Angela Wood (left) met the Queen at Sandringham House.
The Queen has met a former cookery school student who helped create coronation chicken on the eve of her platinum jubilee.
The monarch, hours away from becoming the first British sovereign to reach a historic 70 years on the throne, came face to face with Angela Wood, who helped to perfect the dish served to guests after the Queen’s 1953 coronation ceremony.
In the ballroom of Sandringham House, the monarch joined members of the local community to mark her milestone.
The 95-year-old head of state arrived at the event with a wooden walking stick.

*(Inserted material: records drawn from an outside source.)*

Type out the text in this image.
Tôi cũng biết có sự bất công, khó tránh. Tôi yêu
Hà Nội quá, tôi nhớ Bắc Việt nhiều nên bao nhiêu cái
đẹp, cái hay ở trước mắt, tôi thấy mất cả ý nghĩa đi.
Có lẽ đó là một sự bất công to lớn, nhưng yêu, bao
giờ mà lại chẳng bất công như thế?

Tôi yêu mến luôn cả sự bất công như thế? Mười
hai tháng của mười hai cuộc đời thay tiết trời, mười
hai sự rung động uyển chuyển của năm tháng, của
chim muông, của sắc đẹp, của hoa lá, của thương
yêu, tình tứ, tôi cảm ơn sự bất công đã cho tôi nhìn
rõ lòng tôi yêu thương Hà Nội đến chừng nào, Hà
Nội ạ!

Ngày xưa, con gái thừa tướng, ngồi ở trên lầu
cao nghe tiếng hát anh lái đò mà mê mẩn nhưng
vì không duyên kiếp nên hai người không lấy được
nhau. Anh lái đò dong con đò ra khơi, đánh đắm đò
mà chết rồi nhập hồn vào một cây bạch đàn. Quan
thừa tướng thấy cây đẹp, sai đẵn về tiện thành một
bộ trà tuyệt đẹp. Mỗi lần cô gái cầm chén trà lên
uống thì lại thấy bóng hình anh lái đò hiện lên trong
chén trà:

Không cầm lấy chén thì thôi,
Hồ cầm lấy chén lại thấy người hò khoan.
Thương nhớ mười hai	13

It was the largest in-person public engagement the Queen had attended since her recent health scare.
Among the guests were members of the Sandringham branch of the Women’s Institute, Sandringham Estate pensioners and representatives from two local charities: West Norfolk Befriending and Little Discoverers.
The Queen’s platinum jubilee will be celebrated across the country during an extended June bank holiday.
But 6 February, the date of the Queen’s accession to the throne, is a poignant period for the Queen, as it is the day her father, King George VI, died in 1952.
The afternoon reception ended with the cutting of an iced Victoria sponge with the platinum jubilee logo as its decoration.
Lady Dannatt, the Lord-Lieutenant of Norfolk, told the Queen the cake was turned upside for the benefit of the press photographs and she quipped to laughter: “I don’t matter?”
When it came to cutting the large cake, the Queen thinking aloud said: “I’ll put the knife in, see if it works” and she drove the knife in vertically and left it place, adding: “Somebody else can finish it off.”